Cherry Festival 2024 Sefrou

 A picturesque Berber village near Fez, Sefrou lies on the rising slopes of the Middle Atlas, the ideal ground for the thousands of cherry trees that lend the town its fruity renown. Sefrou's Cherry Festival celebrates the harvest with music, dance, and the mandatory colorful souk (market). It takes place in an ancient walled town, one of the oldest in the area, pre-dating even Fez's 8th-century structures. There are numerous sporting competitions, a torchlight procession, a fairground, and finally the crowning of a cherry “queen” with a parade by her admiring followers.

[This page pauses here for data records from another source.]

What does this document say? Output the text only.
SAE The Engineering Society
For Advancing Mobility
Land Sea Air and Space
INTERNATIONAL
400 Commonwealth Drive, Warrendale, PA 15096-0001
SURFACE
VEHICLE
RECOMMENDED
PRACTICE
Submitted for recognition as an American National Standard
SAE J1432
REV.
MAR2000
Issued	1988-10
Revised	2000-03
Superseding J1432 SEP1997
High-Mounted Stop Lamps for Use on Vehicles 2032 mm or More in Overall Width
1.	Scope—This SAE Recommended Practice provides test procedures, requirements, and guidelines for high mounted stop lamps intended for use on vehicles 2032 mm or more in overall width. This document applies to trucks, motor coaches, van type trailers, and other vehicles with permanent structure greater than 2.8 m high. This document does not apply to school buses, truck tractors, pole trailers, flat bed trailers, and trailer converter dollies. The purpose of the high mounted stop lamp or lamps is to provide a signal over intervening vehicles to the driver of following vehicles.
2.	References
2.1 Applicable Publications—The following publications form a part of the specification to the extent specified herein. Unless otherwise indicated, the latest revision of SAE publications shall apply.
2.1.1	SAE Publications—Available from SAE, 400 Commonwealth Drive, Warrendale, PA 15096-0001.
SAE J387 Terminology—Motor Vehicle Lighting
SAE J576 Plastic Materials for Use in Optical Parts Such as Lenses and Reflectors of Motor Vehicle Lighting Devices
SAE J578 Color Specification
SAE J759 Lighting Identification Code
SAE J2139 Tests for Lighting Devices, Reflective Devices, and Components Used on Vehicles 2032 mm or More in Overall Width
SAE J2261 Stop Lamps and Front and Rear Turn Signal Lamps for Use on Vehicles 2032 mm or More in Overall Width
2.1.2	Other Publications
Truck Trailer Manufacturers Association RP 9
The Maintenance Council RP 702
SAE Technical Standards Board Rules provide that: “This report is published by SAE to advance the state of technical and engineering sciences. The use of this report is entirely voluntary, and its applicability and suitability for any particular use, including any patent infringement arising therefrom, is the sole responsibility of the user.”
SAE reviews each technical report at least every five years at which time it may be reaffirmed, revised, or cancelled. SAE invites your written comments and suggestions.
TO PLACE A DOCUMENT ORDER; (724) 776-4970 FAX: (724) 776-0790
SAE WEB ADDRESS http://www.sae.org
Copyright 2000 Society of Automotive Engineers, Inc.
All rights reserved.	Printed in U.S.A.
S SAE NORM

Wax Lantern Procession 2024: April 22 Salé

The former pirate town of Salé returns to its roots as it celebrates a 16th-century holy man in the annual Wax Lantern Procession, the Mawkib Esh Shomouaa festival of lights. Although Salé is now essentially a suburb of the capital Rabat, it was in its day an important port with the requisite bad reputation; in fact, Daniel Defoe stages Robinson Crusoe's arrival as a captive through the town's main gate. The event honors Sidi Abdallah Ben Hassoun, a patron saint of travelers. His shrine (Zaouia) is visited each year on the eve of Mouloud by a procession of sailors dressed in pirate regalia and bearing massive wax lanterns hoisted on poles. The procession is said to date back to the Barbary period when Corsairs carried wax lanterns in procession to implore his protection before a long voyage. Although the interior of the Zaouia (like the majority of Muslim holy places in Morocco) is forbidden to non-Muslims, the procession still can be viewed from a number of vantage points around the town.



Camel Festival 2024: July Goulimime

The people of Goulimine hold an annual Camel Festival on top of their weekly Saturday Camel Fair. While once evoking images of Lawrence of Arabia, today the event is more of a tourist attraction than an actual market, but fascinating all the same. Situated at the edge of the Western Sahara, Goulimime is now less of a border town, due mainly to the decline of the camel as a mode of transport. In an era when the 4X4 truck is a faster option (and, unlike the camel, doesn't growl or spit constantly), the traditional art of camel trading is now fading away. The festival offers the opportunity to witness the ancient dance ritual known as the Guedra, which is associated with Goulimine. The dance is performed by a woman to the beat of a drum made of a kitchen pot (guedra) and the chanting and clapping of onlookers. The dance often induces a hypnotic state and is carried out to serve as a blessing or to submit oneself to God.



Date Festival 2024: October Erfoud


Sugary dates play an important role in the Moroccan culture, and the annual Date Feast in Erfoud demonstrates exactly how highly they are regarded. Their sweetness makes them an ideal token of good luck, which is why they are a traditional gift at important ceremonies and an offering to friends or strangers. Erfoud is the center of the date-producing area boasting more than one million date palms and is therefore the center of festivities after the October harvest. Traditional processions, music, and folk dance form the bulk of the events, with plenty of opportunity to sample traditional Moroccan cuisine, including salads and tagine (a rich stew) local-style, namely with an ample scattering of fresh dates.


Almond Tree Blossom Festival 2024: February Tafraoute

After the red expanses of desert, the small town of Tafraoute, near Agadir, makes for refreshing viewing in the early spring. Officially the almond capital of Morocco, the area is as famous for its produce as for the spectacle provided by the almond trees in full blossom amid the ochre red walls of the village between the pink cliffs of the Anti-Atlas mountains. This ephemeral sight of natural beauty gives otherwise peaceful Tafraoute a party atmosphere, as a colorful souk springs up, complete with dancers, musicians and storytellers.